Marco Rubio SOTU Response: Latino Symbol for GOP
Delivering the GOP response to the president's State of the Union address tonight, Sen. Marco Rubio, R-Fla., becomes the face of the Republican Party. And it is that Latino face that carries more significance perhaps than any of the words he will speak.
A public nod from the party that garnered only 27 percent of the Hispanic votes-a lower percentage than the 2008, 2004, and 2000 Republican elections, that it finally understands Republicans must broaden their reach.
Those closely involved in constructing Rubio's response told ABC News he will not make this a speech about Latino issues, however. He plans on mentioning immigration, maybe even his new support of a "path to citizenship" for the undocumented, but it will not be the dominant theme.
Check Out More ABC Coverage of the 2013 State of the Union Here
Instead, Rubio will focus on traditional Republican tent poles of lower taxes and spending cuts, allowing parents to choose private schools with taxpayer dollars while making the case that everyone benefits from GOP values.

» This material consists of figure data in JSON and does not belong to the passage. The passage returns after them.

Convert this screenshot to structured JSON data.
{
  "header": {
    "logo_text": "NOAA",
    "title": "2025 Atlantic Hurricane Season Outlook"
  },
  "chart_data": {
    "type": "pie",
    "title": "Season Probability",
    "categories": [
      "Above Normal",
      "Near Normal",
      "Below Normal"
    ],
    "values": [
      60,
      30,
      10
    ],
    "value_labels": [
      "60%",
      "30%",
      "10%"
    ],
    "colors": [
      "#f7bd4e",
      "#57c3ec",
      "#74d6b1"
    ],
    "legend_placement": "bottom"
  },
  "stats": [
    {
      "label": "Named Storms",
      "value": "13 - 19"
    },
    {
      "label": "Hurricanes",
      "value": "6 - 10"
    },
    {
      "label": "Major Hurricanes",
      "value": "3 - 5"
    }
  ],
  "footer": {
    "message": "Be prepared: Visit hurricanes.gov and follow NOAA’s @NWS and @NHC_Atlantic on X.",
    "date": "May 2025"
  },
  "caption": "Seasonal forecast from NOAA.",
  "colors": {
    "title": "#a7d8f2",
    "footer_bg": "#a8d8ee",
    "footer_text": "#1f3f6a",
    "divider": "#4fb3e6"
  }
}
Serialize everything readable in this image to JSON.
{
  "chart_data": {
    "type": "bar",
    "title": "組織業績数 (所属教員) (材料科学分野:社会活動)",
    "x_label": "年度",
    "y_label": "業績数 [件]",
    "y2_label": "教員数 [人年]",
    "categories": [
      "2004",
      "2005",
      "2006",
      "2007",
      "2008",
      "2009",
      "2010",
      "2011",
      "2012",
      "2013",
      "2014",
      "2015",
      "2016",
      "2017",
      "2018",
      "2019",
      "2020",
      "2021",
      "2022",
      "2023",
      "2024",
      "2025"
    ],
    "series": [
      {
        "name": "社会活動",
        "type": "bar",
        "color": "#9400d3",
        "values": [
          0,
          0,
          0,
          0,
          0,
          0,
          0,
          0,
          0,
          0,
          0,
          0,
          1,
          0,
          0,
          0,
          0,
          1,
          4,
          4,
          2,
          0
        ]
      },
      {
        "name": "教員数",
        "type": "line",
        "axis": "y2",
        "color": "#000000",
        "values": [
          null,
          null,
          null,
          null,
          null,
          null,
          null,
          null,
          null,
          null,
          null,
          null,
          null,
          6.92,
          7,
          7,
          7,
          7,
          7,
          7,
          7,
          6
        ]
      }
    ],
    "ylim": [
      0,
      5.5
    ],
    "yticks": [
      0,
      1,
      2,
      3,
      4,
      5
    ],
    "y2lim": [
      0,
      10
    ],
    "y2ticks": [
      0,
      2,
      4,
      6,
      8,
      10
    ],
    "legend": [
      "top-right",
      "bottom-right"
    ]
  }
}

But more important than the words he speaks, will be the way he delivers them-some of the speech will be in Spanish.
As one Rubio confidante told ABC News, "no one speech can fix the Republican disconnect with the new America."
Still, during a night of symbols, those simple phrases in a working-class language, spoken by a first-generation Cuban-American suddenly fronting the party of tax breaks for the rich could be the biggest symbol of change of the night.